Well Spent Journey did a similar survey of atheists, inspired by mine, and got this result on the relevant question:

12. How would you begin to follow Jesus if it became clear to you that Christianity was true?

– Would follow (5)
– Wouldn’t follow (6)
Might follow the teachings of Jesus, but that isn’t Christianity (2)
– It would depend on how this truth was revealed (3)
– Christianity can’t be true (3)
– No answer given (4)

…What would be the hardest adjustment you would have to make to live a faithful, public Christian life?

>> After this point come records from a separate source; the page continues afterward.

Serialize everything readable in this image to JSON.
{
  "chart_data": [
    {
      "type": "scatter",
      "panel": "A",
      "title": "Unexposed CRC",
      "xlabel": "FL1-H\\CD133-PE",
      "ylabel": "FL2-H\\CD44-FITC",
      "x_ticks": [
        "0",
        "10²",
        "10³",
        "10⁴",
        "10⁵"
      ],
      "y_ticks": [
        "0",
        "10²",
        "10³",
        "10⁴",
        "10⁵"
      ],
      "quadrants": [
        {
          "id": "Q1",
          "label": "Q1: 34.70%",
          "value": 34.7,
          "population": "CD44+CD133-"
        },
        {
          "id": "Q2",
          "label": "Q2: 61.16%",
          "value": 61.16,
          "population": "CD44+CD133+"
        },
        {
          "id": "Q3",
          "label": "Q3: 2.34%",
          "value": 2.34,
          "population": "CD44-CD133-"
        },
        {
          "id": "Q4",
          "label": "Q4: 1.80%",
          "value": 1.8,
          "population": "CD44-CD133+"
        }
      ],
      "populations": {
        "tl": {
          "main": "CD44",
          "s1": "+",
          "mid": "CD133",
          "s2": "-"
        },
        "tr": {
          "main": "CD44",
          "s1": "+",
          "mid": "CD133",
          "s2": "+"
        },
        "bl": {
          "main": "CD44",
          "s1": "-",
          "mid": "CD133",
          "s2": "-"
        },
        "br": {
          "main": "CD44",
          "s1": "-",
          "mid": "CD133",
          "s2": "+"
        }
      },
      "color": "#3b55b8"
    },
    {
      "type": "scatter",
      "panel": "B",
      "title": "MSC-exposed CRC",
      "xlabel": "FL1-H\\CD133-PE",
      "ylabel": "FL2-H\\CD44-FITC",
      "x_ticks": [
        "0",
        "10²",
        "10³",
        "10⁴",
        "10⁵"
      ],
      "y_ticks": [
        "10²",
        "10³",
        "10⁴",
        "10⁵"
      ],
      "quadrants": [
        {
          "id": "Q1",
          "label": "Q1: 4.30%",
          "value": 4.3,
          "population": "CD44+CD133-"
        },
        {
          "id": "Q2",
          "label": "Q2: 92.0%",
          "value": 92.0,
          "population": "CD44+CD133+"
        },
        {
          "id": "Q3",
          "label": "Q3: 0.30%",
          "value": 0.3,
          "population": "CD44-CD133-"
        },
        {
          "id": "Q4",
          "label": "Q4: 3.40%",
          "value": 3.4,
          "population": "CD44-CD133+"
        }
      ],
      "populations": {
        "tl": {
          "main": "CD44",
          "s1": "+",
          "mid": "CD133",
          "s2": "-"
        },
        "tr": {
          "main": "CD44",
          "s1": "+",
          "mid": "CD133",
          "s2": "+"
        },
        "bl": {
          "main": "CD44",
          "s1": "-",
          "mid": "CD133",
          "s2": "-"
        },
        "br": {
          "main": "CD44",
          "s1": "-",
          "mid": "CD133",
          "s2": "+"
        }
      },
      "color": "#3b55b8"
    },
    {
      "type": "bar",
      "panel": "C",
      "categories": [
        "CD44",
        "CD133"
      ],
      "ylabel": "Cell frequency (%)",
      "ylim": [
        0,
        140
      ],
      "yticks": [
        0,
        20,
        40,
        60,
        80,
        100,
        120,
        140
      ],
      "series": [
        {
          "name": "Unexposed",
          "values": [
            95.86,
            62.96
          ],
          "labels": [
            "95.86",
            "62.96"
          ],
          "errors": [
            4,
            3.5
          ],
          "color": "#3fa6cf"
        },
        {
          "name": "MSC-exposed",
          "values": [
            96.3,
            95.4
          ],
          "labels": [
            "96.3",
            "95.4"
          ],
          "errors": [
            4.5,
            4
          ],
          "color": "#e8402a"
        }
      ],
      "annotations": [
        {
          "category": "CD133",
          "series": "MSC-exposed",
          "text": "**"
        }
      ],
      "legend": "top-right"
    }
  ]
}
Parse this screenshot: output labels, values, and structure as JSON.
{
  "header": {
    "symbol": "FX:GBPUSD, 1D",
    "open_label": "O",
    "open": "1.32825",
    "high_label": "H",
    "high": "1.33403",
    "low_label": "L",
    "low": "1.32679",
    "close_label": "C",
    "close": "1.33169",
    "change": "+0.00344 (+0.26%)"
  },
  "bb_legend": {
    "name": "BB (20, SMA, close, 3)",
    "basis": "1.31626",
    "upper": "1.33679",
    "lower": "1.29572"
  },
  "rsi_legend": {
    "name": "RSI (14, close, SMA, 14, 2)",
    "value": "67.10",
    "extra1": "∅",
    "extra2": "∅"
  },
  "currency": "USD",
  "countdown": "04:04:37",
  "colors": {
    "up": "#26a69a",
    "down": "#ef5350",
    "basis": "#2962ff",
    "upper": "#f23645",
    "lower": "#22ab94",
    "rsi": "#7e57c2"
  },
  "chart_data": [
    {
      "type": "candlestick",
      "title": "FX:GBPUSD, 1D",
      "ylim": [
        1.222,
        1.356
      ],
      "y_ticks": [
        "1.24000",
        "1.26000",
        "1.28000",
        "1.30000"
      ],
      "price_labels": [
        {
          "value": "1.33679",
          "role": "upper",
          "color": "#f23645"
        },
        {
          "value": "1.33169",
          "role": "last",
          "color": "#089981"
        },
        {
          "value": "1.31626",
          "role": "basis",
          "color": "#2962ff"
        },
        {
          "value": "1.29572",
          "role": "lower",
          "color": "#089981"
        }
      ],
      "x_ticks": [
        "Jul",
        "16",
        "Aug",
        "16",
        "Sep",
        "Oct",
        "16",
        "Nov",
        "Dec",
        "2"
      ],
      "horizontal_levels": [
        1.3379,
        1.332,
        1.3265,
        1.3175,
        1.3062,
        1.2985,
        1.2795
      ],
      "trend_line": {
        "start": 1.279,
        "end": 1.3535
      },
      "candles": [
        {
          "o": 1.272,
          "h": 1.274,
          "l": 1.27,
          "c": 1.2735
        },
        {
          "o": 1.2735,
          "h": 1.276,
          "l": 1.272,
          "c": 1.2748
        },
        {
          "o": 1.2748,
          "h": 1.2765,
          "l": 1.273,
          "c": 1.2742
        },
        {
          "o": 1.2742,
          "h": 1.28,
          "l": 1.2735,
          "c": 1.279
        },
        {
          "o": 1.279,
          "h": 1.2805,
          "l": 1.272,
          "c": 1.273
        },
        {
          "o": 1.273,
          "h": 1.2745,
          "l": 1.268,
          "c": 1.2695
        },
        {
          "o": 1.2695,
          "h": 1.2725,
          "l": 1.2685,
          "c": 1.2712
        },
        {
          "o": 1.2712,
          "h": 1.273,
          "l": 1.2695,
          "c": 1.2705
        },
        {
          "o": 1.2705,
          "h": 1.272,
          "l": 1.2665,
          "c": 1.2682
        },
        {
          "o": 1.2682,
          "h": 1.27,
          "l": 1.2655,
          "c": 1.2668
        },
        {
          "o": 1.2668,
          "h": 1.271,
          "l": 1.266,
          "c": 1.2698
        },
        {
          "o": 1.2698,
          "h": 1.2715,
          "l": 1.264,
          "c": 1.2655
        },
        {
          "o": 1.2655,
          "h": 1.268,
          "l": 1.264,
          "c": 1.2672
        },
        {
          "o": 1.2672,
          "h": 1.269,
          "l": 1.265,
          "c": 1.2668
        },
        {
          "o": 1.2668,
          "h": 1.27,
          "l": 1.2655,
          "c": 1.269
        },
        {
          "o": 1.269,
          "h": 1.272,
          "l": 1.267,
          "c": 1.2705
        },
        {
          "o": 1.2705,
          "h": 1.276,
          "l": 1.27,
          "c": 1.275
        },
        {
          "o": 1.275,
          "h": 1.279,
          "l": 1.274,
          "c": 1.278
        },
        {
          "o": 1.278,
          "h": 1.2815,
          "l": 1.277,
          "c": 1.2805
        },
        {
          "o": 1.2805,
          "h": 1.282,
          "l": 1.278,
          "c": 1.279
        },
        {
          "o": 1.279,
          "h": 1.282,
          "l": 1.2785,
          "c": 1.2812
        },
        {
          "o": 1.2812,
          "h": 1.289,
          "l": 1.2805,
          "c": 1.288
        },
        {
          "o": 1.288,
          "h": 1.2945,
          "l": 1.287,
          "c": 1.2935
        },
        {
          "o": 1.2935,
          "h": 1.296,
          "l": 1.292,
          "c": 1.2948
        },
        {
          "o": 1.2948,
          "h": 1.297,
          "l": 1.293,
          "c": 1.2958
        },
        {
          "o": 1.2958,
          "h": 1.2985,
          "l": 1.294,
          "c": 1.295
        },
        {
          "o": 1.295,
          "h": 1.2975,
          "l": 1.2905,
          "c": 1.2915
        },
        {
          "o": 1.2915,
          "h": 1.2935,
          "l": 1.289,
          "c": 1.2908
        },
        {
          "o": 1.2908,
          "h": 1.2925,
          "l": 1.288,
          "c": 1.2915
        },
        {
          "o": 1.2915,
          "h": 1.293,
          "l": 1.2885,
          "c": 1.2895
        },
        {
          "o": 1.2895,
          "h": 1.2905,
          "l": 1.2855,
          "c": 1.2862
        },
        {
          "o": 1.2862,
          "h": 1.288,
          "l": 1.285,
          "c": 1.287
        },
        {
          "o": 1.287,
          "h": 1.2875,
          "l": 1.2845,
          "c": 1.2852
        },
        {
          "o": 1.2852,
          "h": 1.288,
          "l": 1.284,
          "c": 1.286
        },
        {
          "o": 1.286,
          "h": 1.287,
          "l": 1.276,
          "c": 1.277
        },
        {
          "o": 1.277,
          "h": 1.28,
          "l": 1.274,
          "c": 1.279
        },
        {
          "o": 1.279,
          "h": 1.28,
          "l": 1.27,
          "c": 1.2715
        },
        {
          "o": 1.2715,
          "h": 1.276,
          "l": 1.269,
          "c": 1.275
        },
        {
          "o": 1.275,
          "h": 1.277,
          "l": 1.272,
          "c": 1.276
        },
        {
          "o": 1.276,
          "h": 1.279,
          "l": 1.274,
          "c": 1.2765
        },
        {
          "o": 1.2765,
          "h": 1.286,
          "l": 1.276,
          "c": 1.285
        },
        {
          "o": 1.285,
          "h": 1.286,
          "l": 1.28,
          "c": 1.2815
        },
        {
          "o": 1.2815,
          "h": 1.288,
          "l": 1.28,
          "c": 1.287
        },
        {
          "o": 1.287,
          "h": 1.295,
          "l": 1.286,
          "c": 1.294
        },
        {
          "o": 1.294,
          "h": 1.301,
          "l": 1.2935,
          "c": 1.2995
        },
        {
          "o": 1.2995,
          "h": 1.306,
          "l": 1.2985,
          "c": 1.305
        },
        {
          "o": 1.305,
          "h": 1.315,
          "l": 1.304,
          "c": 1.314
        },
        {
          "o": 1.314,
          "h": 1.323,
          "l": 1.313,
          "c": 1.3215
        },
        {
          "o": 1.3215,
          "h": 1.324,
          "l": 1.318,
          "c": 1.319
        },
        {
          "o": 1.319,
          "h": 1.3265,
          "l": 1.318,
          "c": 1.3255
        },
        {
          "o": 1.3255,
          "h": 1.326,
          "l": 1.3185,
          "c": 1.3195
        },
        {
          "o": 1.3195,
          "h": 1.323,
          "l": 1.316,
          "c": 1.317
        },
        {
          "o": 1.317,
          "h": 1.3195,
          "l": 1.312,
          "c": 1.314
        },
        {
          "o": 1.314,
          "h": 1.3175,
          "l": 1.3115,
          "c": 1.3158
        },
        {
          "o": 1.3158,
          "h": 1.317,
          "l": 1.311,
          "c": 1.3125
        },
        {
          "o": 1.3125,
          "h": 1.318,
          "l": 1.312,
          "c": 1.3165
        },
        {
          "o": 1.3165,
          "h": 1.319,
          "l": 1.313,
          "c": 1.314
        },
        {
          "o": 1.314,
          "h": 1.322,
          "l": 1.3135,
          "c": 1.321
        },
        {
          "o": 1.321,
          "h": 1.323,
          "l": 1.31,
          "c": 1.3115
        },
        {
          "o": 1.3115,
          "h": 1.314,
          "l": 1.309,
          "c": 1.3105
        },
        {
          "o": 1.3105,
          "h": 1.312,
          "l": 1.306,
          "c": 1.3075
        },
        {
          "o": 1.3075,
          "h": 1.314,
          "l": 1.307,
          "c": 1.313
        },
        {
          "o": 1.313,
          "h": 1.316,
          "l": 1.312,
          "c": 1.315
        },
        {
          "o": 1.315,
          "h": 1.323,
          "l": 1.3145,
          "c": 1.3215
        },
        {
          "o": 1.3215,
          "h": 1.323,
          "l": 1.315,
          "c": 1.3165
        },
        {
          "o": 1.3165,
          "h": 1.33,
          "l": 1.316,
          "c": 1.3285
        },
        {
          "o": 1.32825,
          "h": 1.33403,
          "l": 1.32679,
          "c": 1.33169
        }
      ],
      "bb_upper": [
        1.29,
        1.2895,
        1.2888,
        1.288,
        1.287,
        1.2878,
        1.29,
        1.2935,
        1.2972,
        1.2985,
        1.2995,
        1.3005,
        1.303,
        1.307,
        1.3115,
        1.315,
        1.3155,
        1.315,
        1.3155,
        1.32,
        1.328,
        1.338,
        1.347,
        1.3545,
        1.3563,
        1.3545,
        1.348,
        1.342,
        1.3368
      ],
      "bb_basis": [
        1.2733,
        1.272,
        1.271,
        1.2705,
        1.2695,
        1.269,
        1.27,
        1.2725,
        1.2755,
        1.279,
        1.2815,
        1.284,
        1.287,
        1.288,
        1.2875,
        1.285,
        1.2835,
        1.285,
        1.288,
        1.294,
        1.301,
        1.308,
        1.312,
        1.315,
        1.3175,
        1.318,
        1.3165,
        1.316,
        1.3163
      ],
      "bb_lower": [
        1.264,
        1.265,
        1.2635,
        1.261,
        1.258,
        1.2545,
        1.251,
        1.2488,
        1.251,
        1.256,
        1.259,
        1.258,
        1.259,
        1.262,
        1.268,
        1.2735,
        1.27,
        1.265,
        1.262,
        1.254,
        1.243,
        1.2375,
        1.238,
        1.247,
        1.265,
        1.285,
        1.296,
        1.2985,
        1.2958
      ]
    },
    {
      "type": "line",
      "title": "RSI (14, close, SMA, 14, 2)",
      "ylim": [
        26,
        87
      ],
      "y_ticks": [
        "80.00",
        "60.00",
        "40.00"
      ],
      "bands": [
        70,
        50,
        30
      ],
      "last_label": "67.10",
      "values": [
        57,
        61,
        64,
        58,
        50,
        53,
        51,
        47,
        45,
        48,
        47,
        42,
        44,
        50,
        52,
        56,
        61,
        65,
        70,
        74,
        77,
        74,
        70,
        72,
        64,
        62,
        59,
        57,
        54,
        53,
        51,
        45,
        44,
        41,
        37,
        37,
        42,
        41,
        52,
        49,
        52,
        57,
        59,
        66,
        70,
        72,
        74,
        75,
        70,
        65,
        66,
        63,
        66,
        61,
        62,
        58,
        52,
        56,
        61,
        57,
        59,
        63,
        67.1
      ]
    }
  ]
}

– Adjusting wouldn’t be that difficult; would eagerly welcome knowing that Christianity was true (2)
– Praying, since it seems weird, creepy, and strange
– Trying to figure out how the Bible became so corrupted

– Trying to convince myself that the God of the Bible is deserving of worship (2)
– Don’t think it would be possible to adjust

– No clear response, or not applicable (16)

Yes, they really think like that! Just ask an atheist questions and you’ll see how “objective” they really are. Atheism is entirely psychological. It’s adopted in order to feel sufficient and to operate with autonomy, with the goal of self-centered pleasure-seeking above all. Evidence has nothing to do with it.